Но зашёл как–то у Сенькиной мамы разговор с дядей Игорем Ивановичем, хозяином домика, где Анна снимала комнату.
Этот самый Игорь Иванович работал в мартеновском цехе «Запорожстали». Его не было почти две недели, даже ночевать с завода не являлся. Но когда вернулся домой, то много чего порассказал.
— Дни и ночи вывозим оборудование, сотнями вагонов в день. Так или иначе, немец будет здесь. Пустые цеха подметаем и прибираем. Враг должен увидеть, что мы уходили неторопясь, по–хозяйски, что мы вернёмся!..
Попробуем описать, как нас взяли немцы. В первых числах октября стояла необычайно теплая, прямо–таки летняя погода, было солнечно и сухо. Хлеб в основном были убраны, все было мирно и сонно, однако приближение фронта чувствовалось все явственней по нервозности и суете взрослых.
Через маленький, в 25–30 хатенок, хутор Казачий по целым дням шли воинские части, громыхали в пыли военные подводы, гнали скот, трактора тащили на прицепе комбайны. Все эта рать безостановочно и без всяких объяснений и соображений драпала в тыл. Куда? На восток!..
Дед Калистрат Гордеевич по вечерам подолгу шептался с бабушкой Фросей. Иногда Сенька, укладываясь спать в своем углу за печкой в светелке, слышал отрывки их рассуждений. Смысл был в том, что «недолго ему, гаду, осталось народ давить». Он уже понимал, что речь идет о том весёлом, как ему казалось, человеке, портрет которого едва ли не каждый день появлялся в наших газетах, которые не один год дедушка приносил, работая почтарём. Этого усача дед органически не переваривал, называл иносказательно для конспирации «гадость» или «гадово», и Семён с бабушкой привыкли понимать деда с полуслова.
Немцы не вызывали у деда страха или иного отторжения, он их принимал как неизбежное, но меньшее зло.
Так вот однажды поток откатывающихся через хутор частей и гражданских лиц иссяк и воцарилась непривычная подозрительная тишина. Враг нагрянул на исходе ясного, тёплого, тихого до безмятежности октябрьского дня. К вечеру, при заходе солнца, со стороны 43‑го совхоза, а это как раз, если смотреть на закат через ставок в направлении цвынтаря/кладбища/ раздался непривычный шмелиный гул.
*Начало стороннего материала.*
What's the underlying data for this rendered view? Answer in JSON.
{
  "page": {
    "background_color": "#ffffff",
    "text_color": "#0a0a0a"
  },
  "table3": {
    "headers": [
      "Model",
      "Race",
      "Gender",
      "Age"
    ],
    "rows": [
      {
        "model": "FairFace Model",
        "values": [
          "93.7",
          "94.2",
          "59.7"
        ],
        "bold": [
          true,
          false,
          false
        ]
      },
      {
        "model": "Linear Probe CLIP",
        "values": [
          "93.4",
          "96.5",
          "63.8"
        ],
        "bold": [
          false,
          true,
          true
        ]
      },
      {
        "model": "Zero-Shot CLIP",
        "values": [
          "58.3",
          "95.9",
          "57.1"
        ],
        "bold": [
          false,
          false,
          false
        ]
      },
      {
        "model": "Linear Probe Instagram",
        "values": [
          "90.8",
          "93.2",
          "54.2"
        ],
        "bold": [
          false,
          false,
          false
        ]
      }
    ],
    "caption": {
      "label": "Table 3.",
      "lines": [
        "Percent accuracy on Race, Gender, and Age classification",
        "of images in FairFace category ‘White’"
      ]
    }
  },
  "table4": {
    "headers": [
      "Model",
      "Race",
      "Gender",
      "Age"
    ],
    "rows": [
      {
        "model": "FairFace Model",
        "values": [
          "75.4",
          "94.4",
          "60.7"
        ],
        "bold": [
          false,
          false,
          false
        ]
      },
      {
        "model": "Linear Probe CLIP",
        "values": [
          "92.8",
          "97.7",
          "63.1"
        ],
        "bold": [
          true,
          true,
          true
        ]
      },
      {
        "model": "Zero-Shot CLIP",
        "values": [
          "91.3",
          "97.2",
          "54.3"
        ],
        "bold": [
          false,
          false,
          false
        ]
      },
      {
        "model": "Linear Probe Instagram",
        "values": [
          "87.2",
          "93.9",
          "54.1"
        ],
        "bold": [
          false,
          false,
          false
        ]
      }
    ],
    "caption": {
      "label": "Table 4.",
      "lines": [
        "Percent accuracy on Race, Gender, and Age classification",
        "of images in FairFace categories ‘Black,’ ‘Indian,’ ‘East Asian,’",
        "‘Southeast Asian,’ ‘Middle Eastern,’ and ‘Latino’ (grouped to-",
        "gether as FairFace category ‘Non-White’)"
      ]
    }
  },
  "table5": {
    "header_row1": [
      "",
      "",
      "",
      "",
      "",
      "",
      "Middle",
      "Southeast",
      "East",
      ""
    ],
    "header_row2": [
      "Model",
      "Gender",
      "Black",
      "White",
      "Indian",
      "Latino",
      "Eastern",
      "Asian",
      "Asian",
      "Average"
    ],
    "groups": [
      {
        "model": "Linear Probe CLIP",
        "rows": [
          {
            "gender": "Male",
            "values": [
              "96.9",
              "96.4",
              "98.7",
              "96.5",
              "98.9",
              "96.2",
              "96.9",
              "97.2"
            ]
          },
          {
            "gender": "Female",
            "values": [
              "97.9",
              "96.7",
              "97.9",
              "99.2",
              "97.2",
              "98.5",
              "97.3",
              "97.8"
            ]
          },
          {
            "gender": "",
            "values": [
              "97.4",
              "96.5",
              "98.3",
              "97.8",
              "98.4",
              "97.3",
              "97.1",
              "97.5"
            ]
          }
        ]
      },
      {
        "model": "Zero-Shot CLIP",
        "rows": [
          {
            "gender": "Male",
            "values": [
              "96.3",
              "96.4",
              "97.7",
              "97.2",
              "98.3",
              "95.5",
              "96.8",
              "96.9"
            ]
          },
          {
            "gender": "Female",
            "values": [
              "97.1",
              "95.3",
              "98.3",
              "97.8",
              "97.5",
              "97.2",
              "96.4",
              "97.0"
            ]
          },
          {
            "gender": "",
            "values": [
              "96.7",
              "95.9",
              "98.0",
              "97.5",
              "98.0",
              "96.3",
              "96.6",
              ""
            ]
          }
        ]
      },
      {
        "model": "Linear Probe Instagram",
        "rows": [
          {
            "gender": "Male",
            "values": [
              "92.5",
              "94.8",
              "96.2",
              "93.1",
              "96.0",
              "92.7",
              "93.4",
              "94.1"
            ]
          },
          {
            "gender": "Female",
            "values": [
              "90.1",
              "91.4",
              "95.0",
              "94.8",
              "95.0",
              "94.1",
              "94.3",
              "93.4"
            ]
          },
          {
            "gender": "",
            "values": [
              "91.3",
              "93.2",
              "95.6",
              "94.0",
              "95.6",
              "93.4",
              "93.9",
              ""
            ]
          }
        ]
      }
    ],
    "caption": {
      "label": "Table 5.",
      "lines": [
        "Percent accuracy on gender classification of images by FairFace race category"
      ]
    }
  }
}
Там за ставком, над пригорком, темнела лесополоса, вдоль которой вилась полевая дорога на крупное село Максимовку. Солнце готовилось спрятаться за частокол лесопосадки, когда вдоль этой лесополосы возникла большая пыль, замеченная многими селянами, поглядывавшими за ставок в ожидании идущего с пастьбы стада. На горизонте потянулись в сторону Дыхановки мотоциклы с колясками, вслед за ними нырнули в балку несколько грузовиков. «Нимци!» —единогласно выдыхнули селяне, численностью человек 10–12, собравшиеся к вечеру перед правлением колхоза. Несколько мотоциклов вырулили из колонны и проскочили к кладбищу на толоку, остановились. Игрушечные фигурки людей походили, разминаясь и справляя нужду, затем сели в свои мотоциклы и умчались в сторону Ново — Миргородовки. Это была немецкая разведка, не удостоившая своим вниманием степной хуторок, хотя он и приготовился выкинуть белый флаг.
Но первое знакомство запорожцев с живыми фрицами произошло где–то через неделю. На следующий день кто–то из пробирающихся через хутор горожан сообщил, что немцы без всякого боя взяли Запорожье 4 октября.
Так началась двухлетняя немецкая оккупация. Правда, неизвестный миру хутор немецкие войска так за два года и не посетили. Вероятно, это было счастьем.
Условия жизни селян, и раньше перебивавшихся с кваса на воду, ещё более ухудшились, исчезли ранее привозимые из Запорожья необходимые промышленные товары, даже спички и керосин стали проблемой.
Вообще, немецкая оккупационная власть в дедовом отдельно взятом хуторе выражалась в наличии нескольких энтузиастов, сбежавших от отбывания воинской обязанности в разбегавшейся Красной Армии и «по зову души» ставших полицаями. Одного из таких мужиков, незадолго до войны поселившегося на хуторе, назначили старостой.
Настоящий же жандарм из Софиевки приезжал не реже раза в месяц. Когда он шел по сельской улице, украшенный всяким блестящим добром, в фуражке с кокардой и очень высокой тульей, увешанный пистолетами–пулемётами, даже смотреть на него было страшно. Однако пороли розгами хлопцев, повадившихся на общественный баштан, усердствующие полицаи, а немец–жандарм всего–то стоял рядом и громко смеялся, наблюдая порку.